The applicant’s argument about the mortgage can be encapsulated in this way. It is uncontested that the mortgage as between the applicant and respondent was to be the respondent’s obligation. On sale, the capital amount of the mortgage remained about $206,000, and Mr Hughes submitted, with good reason, that if the mortgage debt was the contribution of the respondent, then, to the extent that capital had not been advanced by way of repayment of the capital of the mortgage, it should come out of the respondent’s share.
There was a strong argument in favour of that approach except for this. If it were the case that the whole of that sum should be treated as the capital of the respondent, then the respondent provided something like 45 per cent of the purchase price, entitling her to 45 per cent of the capital gain and 45 per cent ownership interest.
It is not necessarily as straightforward as that, but complicating the applicant’s argument about the mortgage is the contention by the applicant that the respondent’s 75 per cent interest represented her capital contribution in cash, plus a half-share of the mortgage, which supports the 75/25 split. The applicant cannot really, at the same time, say that the whole of the mortgage should be laid at the door of the respondent, yet defend the rationality of the 75/25 split. It seemed to me then that the only way to resolve that conflict would be with a trial.

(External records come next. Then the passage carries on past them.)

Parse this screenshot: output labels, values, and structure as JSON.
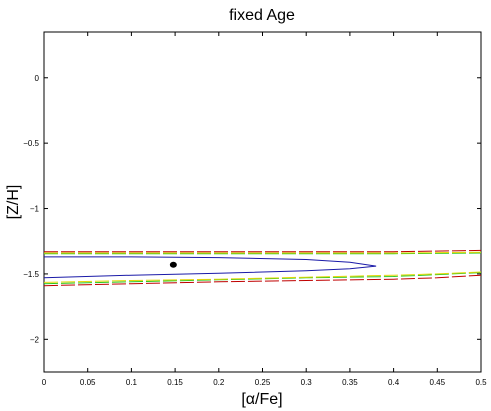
{
  "chart_data": {
    "type": "line",
    "title": "fixed Age",
    "xlabel": "[α/Fe]",
    "ylabel": "[Z/H]",
    "xlim": [
      0,
      0.5
    ],
    "ylim": [
      -2.25,
      0.35
    ],
    "x_ticks": [
      0,
      0.05,
      0.1,
      0.15,
      0.2,
      0.25,
      0.3,
      0.35,
      0.4,
      0.45,
      0.5
    ],
    "x_tick_labels": [
      "0",
      "0.05",
      "0.1",
      "0.15",
      "0.2",
      "0.25",
      "0.3",
      "0.35",
      "0.4",
      "0.45",
      "0.5"
    ],
    "y_ticks": [
      0,
      -0.5,
      -1,
      -1.5,
      -2
    ],
    "y_tick_labels": [
      "0",
      "−0.5",
      "−1",
      "−1.5",
      "−2"
    ],
    "grid": false,
    "legend": "none",
    "series": [
      {
        "color": "#c00000",
        "style": "dashed contour",
        "segments": [
          {
            "x": [
              0,
              0.1,
              0.2,
              0.3,
              0.4,
              0.5
            ],
            "y": [
              -1.33,
              -1.33,
              -1.33,
              -1.33,
              -1.33,
              -1.32
            ]
          },
          {
            "x": [
              0,
              0.1,
              0.2,
              0.3,
              0.4,
              0.45,
              0.5
            ],
            "y": [
              -1.59,
              -1.575,
              -1.56,
              -1.55,
              -1.54,
              -1.53,
              -1.51
            ]
          }
        ]
      },
      {
        "color": "#2ec81e",
        "style": "dashed contour",
        "segments": [
          {
            "x": [
              0,
              0.1,
              0.2,
              0.3,
              0.4,
              0.5
            ],
            "y": [
              -1.345,
              -1.345,
              -1.345,
              -1.345,
              -1.345,
              -1.34
            ]
          },
          {
            "x": [
              0,
              0.1,
              0.2,
              0.3,
              0.4,
              0.45,
              0.5
            ],
            "y": [
              -1.575,
              -1.56,
              -1.545,
              -1.53,
              -1.52,
              -1.505,
              -1.49
            ]
          }
        ]
      },
      {
        "color": "#e5d60a",
        "style": "dashed contour",
        "segments": [
          {
            "x": [
              0,
              0.1,
              0.2,
              0.3,
              0.4,
              0.5
            ],
            "y": [
              -1.34,
              -1.34,
              -1.34,
              -1.34,
              -1.34,
              -1.335
            ]
          },
          {
            "x": [
              0,
              0.1,
              0.2,
              0.3,
              0.4,
              0.45,
              0.5
            ],
            "y": [
              -1.565,
              -1.55,
              -1.54,
              -1.525,
              -1.51,
              -1.5,
              -1.485
            ]
          }
        ]
      },
      {
        "color": "#1a1aa8",
        "style": "contour",
        "segments": [
          {
            "x": [
              0,
              0.1,
              0.2,
              0.3,
              0.35,
              0.38,
              0.35,
              0.3,
              0.2,
              0.1,
              0
            ],
            "y": [
              -1.37,
              -1.37,
              -1.375,
              -1.39,
              -1.41,
              -1.44,
              -1.46,
              -1.475,
              -1.495,
              -1.51,
              -1.53
            ]
          }
        ]
      }
    ],
    "best_fit_point": {
      "x": 0.148,
      "y": -1.43,
      "color": "#000000"
    }
  }
}
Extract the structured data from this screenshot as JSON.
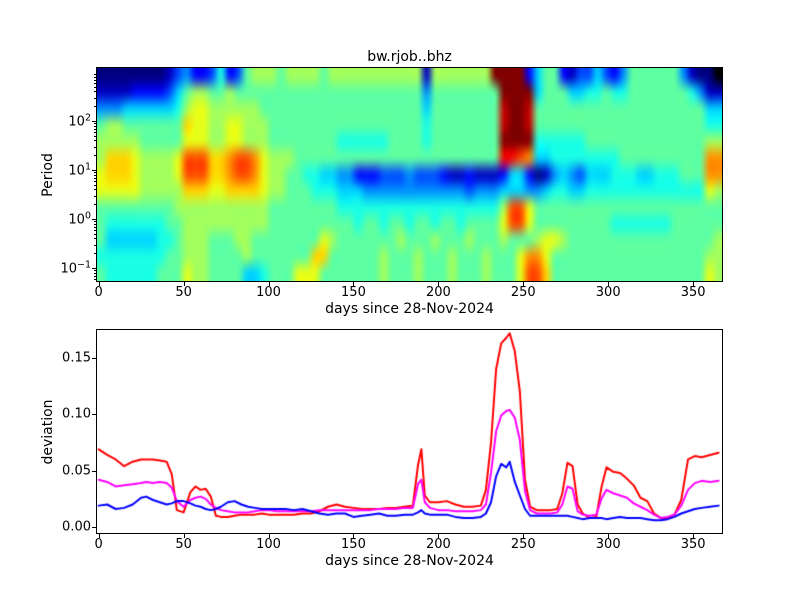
{
  "figure": {
    "background": "#ffffff",
    "text_color": "#000000"
  },
  "title": "bw.rjob..bhz",
  "chart_data": [
    {
      "type": "heatmap",
      "title": "bw.rjob..bhz",
      "xlabel": "days since 28-Nov-2024",
      "ylabel": "Period",
      "x_ticks": [
        0,
        50,
        100,
        150,
        200,
        250,
        300,
        350
      ],
      "x_tick_labels": [
        "0",
        "50",
        "100",
        "150",
        "200",
        "250",
        "300",
        "350"
      ],
      "xlim": [
        -1,
        367
      ],
      "y_scale": "log",
      "y_ticks": [
        {
          "value": 100,
          "base": "10",
          "exp": "2"
        },
        {
          "value": 10,
          "base": "10",
          "exp": "1"
        },
        {
          "value": 1,
          "base": "10",
          "exp": "0"
        },
        {
          "value": 0.1,
          "base": "10",
          "exp": "−1"
        }
      ],
      "ylim_log10": [
        -1.265,
        3.08
      ],
      "colormap": "jet",
      "legend": "none",
      "grid_lines": "off",
      "grid": {
        "day_start": 0,
        "day_step": 5,
        "n_cols": 73,
        "n_rows": 13,
        "value_encoding": "hex digit 0-f, linear 0-1 through jet colormap",
        "rows": [
          "0000000013422362378887888878888888888818888888ffff2577213353247777774100",
          "1111222235788778777777777777777777777747777777 7ffff5777556676677777776411",
          "4445555556899888888777777777777777777757777777 7effe7777777777777777777755",
          "7887777777a998899888777777777777777777677777777effe7777777777777777777766",
          "8888877777999889988877777777666666777767777777 7ffff6666667777777777777788",
          "8aaa988889cccaabccb9888777777777777777777777777ddcb5566666666777777777 7bb",
          "9aaa988889cccaabccb988776655442223334333211211 12552014543555666556667 77bb",
          "9999988888aaa99aaaa988777666555444444444444344 45554456655666666666666 6698",
          "7777777778888888888877777777666666666666666666 68cc97777777777777777777777",
          "7666666677888888888877777777776776776776776777 79cc9777777777666666677 7777",
          "7555555667888777887777777798777777787778777877 7877789987777777777777777788",
          "6666666677888777787777777aa7777778777877787778 7779bb97777777777777777 7788",
          "7666666777988777755677799977777778777877787778 7779cca7777777777777777 7798"
        ]
      }
    },
    {
      "type": "line",
      "xlabel": "days since 28-Nov-2024",
      "ylabel": "deviation",
      "x_ticks": [
        0,
        50,
        100,
        150,
        200,
        250,
        300,
        350
      ],
      "x_tick_labels": [
        "0",
        "50",
        "100",
        "150",
        "200",
        "250",
        "300",
        "350"
      ],
      "y_ticks": [
        0,
        0.05,
        0.1,
        0.15
      ],
      "y_tick_labels": [
        "0.00",
        "0.05",
        "0.10",
        "0.15"
      ],
      "xlim": [
        -1,
        367
      ],
      "ylim": [
        -0.0053,
        0.1749
      ],
      "legend": "none",
      "grid_lines": "off",
      "x": [
        0,
        5,
        10,
        15,
        20,
        25,
        28,
        32,
        36,
        40,
        43,
        46,
        50,
        54,
        57,
        60,
        63,
        66,
        69,
        72,
        76,
        80,
        84,
        88,
        92,
        96,
        100,
        105,
        110,
        115,
        120,
        125,
        130,
        135,
        140,
        145,
        150,
        155,
        160,
        165,
        170,
        175,
        180,
        185,
        188,
        190,
        192,
        195,
        200,
        205,
        210,
        215,
        220,
        225,
        228,
        231,
        234,
        237,
        240,
        242,
        245,
        248,
        251,
        254,
        258,
        262,
        266,
        270,
        273,
        276,
        279,
        282,
        285,
        289,
        293,
        296,
        299,
        303,
        307,
        311,
        315,
        319,
        323,
        327,
        331,
        335,
        339,
        343,
        347,
        351,
        355,
        360,
        365
      ],
      "series": [
        {
          "name": "red",
          "color": "#ff0000",
          "values": [
            0.069,
            0.064,
            0.06,
            0.054,
            0.058,
            0.06,
            0.06,
            0.06,
            0.059,
            0.058,
            0.047,
            0.015,
            0.013,
            0.031,
            0.036,
            0.033,
            0.034,
            0.027,
            0.01,
            0.009,
            0.009,
            0.01,
            0.011,
            0.011,
            0.011,
            0.012,
            0.011,
            0.011,
            0.011,
            0.011,
            0.012,
            0.012,
            0.014,
            0.018,
            0.02,
            0.018,
            0.017,
            0.016,
            0.016,
            0.016,
            0.017,
            0.017,
            0.018,
            0.019,
            0.055,
            0.069,
            0.028,
            0.022,
            0.022,
            0.023,
            0.02,
            0.018,
            0.018,
            0.019,
            0.033,
            0.075,
            0.14,
            0.163,
            0.168,
            0.172,
            0.156,
            0.12,
            0.042,
            0.018,
            0.015,
            0.015,
            0.015,
            0.016,
            0.03,
            0.057,
            0.054,
            0.02,
            0.012,
            0.008,
            0.009,
            0.035,
            0.053,
            0.049,
            0.048,
            0.043,
            0.037,
            0.026,
            0.023,
            0.012,
            0.008,
            0.008,
            0.011,
            0.024,
            0.06,
            0.063,
            0.062,
            0.064,
            0.066
          ]
        },
        {
          "name": "magenta",
          "color": "#ff00ff",
          "values": [
            0.042,
            0.04,
            0.036,
            0.037,
            0.038,
            0.039,
            0.04,
            0.039,
            0.04,
            0.039,
            0.035,
            0.023,
            0.018,
            0.024,
            0.026,
            0.027,
            0.025,
            0.02,
            0.017,
            0.015,
            0.014,
            0.013,
            0.013,
            0.013,
            0.014,
            0.015,
            0.015,
            0.014,
            0.014,
            0.014,
            0.014,
            0.014,
            0.015,
            0.015,
            0.015,
            0.015,
            0.015,
            0.015,
            0.015,
            0.016,
            0.016,
            0.016,
            0.017,
            0.017,
            0.038,
            0.042,
            0.022,
            0.017,
            0.015,
            0.015,
            0.014,
            0.014,
            0.014,
            0.015,
            0.02,
            0.048,
            0.085,
            0.099,
            0.103,
            0.104,
            0.097,
            0.077,
            0.032,
            0.015,
            0.012,
            0.012,
            0.012,
            0.013,
            0.02,
            0.036,
            0.034,
            0.014,
            0.011,
            0.01,
            0.011,
            0.025,
            0.033,
            0.03,
            0.028,
            0.026,
            0.021,
            0.018,
            0.015,
            0.011,
            0.008,
            0.009,
            0.011,
            0.019,
            0.033,
            0.039,
            0.041,
            0.04,
            0.041
          ]
        },
        {
          "name": "blue",
          "color": "#0000ff",
          "values": [
            0.019,
            0.02,
            0.016,
            0.017,
            0.02,
            0.026,
            0.027,
            0.024,
            0.022,
            0.02,
            0.021,
            0.023,
            0.023,
            0.021,
            0.019,
            0.018,
            0.016,
            0.015,
            0.016,
            0.018,
            0.022,
            0.023,
            0.02,
            0.018,
            0.017,
            0.016,
            0.016,
            0.016,
            0.016,
            0.015,
            0.016,
            0.014,
            0.012,
            0.011,
            0.012,
            0.012,
            0.009,
            0.01,
            0.011,
            0.012,
            0.01,
            0.01,
            0.011,
            0.011,
            0.013,
            0.015,
            0.012,
            0.011,
            0.011,
            0.011,
            0.009,
            0.008,
            0.008,
            0.009,
            0.012,
            0.022,
            0.045,
            0.056,
            0.053,
            0.058,
            0.04,
            0.028,
            0.016,
            0.01,
            0.01,
            0.01,
            0.01,
            0.01,
            0.01,
            0.01,
            0.009,
            0.008,
            0.007,
            0.008,
            0.008,
            0.008,
            0.007,
            0.008,
            0.009,
            0.008,
            0.008,
            0.008,
            0.007,
            0.006,
            0.006,
            0.007,
            0.009,
            0.012,
            0.014,
            0.016,
            0.017,
            0.018,
            0.019
          ]
        }
      ]
    }
  ]
}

I suggested to the parties that, looking at the range of issues and difficulties, they might consider accepting as a solution roughly $85,000 of the balance for the respondent and $35,000 of the remaining balance to the applicant as a practical way to resolve their disputes, and thereby avoid the whole of the $120,000 being eaten up by legal costs.
The parties were able to agree on that settlement. By these reasons, I can record the parties’ formal positions, communicated to the court through their legal representatives on instructions, that each will accept the distribution of the net proceeds in the way I proposed (subject to a slight clarification of the amounts) in full satisfaction of all claims they might have against each other arising out of their joint ownership of the property or the causes of action and claims raised in the affidavits filed in this proceeding. I describe that position in the presence of representatives for both sides, reflecting, as I understand it, the agreement that has been reached.
In those circumstances, I order that $85,425.74 of the $120,601.04 held in the applicant’s solicitors’ trust account be paid to the respondent, and $35,175.30 of the funds held on trust be paid to the applicant. I make no order as to costs of today’s hearing.